I hate seagulls. They make horrible noises, poo everywhere and tap dance on my bathroom roof. They dive bomb me in my garden and are so brazen they try to out stare everyone. I was told they hate crows, so I made a glass one and the seagulls just laughed. I was going to make a glass machine gun that fired glass bullets to knock them off their high horse but knew they would see right through this idea.
I have made many glass birds in my time but never a complete seagull. I made lots of glass seagull wings and used them in a crown which went on Jesus’s head as part of an installation. The crown was a development form the crown of thorns and to make it local I replaced thorns with seagull wings. Both can be prickly!
Not sure if many would call a stork a bird. Well, it has wings and flies but then so does an aeroplane and that’s not a bird. I have made hundreds of storks. All for presents to celebrate births. Sometimes with blue babies and sometimes with pink. Once or twice with a blue and pink bay for twins. A few times no colour on the bay as the gift was given before the bay was born. I thought this made luck. Once I was asked to make a stork with no bay for someone who had a miscarriage which I thought weird. Money is money as a cynic would say but I tend to disagree.
Going back to crows and my glass versions then they appeared to look like blackbirds. Of course, they are. They are black and they are birds, but they are not black birds. I make clear black birds which sounds like a contradiction but its as clear as a blackbird that underneath all black birds is a clear glass bird trying to escape.
Love making glass robins. They are so obviously robins with their red breast that no one can mistake them. I have tried making clear robins, but they look like sparrows.

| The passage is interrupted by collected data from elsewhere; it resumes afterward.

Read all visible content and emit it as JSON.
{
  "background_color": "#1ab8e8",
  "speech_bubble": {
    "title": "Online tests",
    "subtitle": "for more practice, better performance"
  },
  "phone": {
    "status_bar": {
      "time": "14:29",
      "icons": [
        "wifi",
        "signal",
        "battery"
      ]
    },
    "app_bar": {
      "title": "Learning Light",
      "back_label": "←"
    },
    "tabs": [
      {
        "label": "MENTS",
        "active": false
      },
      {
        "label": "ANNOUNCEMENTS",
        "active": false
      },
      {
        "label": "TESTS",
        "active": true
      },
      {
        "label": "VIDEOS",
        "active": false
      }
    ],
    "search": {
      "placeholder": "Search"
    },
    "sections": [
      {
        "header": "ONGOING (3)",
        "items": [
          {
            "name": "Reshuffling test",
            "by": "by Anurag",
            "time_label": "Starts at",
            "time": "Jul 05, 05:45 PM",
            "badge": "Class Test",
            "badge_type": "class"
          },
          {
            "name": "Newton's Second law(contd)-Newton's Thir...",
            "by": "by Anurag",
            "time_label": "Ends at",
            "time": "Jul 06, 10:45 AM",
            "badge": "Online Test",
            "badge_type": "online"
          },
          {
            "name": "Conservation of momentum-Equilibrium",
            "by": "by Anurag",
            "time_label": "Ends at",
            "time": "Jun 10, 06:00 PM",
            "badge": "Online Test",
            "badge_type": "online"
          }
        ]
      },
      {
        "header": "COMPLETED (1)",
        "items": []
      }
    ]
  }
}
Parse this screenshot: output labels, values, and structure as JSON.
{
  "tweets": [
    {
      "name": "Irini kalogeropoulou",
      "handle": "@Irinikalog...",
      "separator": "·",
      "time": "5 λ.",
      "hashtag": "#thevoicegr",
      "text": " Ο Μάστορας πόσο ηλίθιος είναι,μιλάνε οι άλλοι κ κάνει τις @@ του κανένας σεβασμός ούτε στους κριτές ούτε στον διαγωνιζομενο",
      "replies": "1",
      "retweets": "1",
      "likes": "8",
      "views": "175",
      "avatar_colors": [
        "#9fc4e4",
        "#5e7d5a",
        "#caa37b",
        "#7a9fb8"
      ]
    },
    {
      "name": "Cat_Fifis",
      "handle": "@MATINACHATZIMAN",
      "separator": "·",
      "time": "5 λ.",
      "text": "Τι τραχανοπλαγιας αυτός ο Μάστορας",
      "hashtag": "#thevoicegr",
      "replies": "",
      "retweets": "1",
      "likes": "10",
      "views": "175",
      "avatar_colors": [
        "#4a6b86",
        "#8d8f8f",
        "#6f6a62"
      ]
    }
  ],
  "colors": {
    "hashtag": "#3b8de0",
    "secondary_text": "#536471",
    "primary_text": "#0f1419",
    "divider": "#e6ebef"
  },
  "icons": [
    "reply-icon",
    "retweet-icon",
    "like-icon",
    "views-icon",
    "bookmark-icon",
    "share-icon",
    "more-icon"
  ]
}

My latest bird influenced project is falcon heads. This is for a customer who make shoods for falcons to be used when training the birds. I was told female falcon heads are smaller than males so had to make the difference in sizes prominent. The glass had to take the hoods which were made from leather. Obviously, I couldn’t try the hood on hot glass so measurements had to be vitally accurate. Finished objects look good and secret is the keeping the hollow glass hot with thick walls which allowed me to sculpt the shape into the desired appearance.